O responsável pelo estudo da Fiocruz diz que essas empresas importam esse insumo com uma Nomenclatura Comum Mercosul (NCM) que não corresponde de fato ao produto importado para pagar menos imposto.

"É uma fraude que prejudica o produtor nacional, prejudica o país porque não arrecada os impostos que deveriam arrecadar", afirma. As indústrias farmaquímicas nacionais apontaram no censo a necessidade de alertar o Ministério do Desenvolvimento, Indústria, Comércio e Serviços (MDIC) para que tome providências.

De acordo com Costa, o próximo passo do Censo Nacional de IFAs é buscar pelo MDIC e o Ministério da Saúde para apresentar o raio-x do setor e definir os insumos estratégicos para produção nacional. O objetivo é elaborar políticas públicas para fomentar essa produção.

Um exemplo emblemático de medicamento que se encaixa neste perfil é a enzima L-asparaginase, indicada para tratar leucemia infantil e que não tem produção no Brasil.

"No passado tivemos um desabastecimento grave do produto e o Inca chegou a criar um grupo multidisciplinar para tratar desta emergência.

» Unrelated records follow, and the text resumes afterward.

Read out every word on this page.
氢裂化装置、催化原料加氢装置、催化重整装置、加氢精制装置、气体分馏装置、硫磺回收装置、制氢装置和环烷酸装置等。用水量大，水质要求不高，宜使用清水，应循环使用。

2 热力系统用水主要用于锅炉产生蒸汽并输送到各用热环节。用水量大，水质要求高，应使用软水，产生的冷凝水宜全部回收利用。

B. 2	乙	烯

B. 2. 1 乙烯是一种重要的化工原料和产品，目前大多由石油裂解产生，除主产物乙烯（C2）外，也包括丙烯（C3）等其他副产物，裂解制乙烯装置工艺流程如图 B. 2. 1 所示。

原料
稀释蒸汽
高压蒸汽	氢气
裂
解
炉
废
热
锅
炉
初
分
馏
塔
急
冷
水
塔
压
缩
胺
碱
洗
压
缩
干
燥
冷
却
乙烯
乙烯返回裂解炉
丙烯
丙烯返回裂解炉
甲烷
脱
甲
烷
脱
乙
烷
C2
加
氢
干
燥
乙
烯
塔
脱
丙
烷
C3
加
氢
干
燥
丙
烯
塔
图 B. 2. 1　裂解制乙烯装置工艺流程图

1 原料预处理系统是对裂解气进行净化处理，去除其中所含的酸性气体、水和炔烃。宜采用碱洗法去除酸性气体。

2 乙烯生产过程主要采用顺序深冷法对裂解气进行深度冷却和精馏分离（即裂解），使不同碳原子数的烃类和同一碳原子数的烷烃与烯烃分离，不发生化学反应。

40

Lembro-me de que em uma destas reuniões um médico fez um apelo emocionado alertando sobre a perda de vários pacientes pediátricos em função da indisponibilidade do remédio. Crianças que poderiam estar vivas e evoluíram para óbito por falta do ingrediente farmacêutico ativo", diz o assessor técnico da Fiocruz.

O estudo também reforça a necessidade de uma política industrial voltada para o fortalecimento da produção nacional de IFAs e defende a ampliação de Parcerias Público-Privadas, como o Programa de Desenvolvimento e Inovação Local (PDIL) e Parcerias para o Desenvolvimento Produtivo (PDP).

Segundo dados abertos nesta semana pela Abiquifi, as parcerias bateram recorde em 2024. Cerca de 350 projetos foram apresentados, quase três vezes mais do que a última vez que abriu o edital, há quase 10 anos.

Jorge Costa conclui que para o país se tornar um ator relevante no setor farmacêutico em 15 a 20 anos, é essencial que essa área seja tratada como estratégica por uma política industrial a longo prazo, independentemente de mudanças políticas.

"A Irlanda era um país absolutamente agrícola e o governo irlandês entendeu que a área farmacêutica era estratégica para dar destaque à Irlanda, e começaram um trabalho de fortalecimento, formando engenheiros etc. Hoje a Irlanda briga com os principais centros de P&D de indústria farmacêutica. Mas isso não se faz em 4 ou 8 anos. E essa curva senoidal que a gente observa no Brasil é que atrapalha bastante. Se nós tivéssemos ações no governo federal que continuassem a entender essas áreas como estratégica, independentemente da cor da bandeira partidária, nós teríamos uma chance de, daqui a 15, 20 anos, ser um ator de destaque nesse cenário", finaliza o assessor técnico da Fiocruz.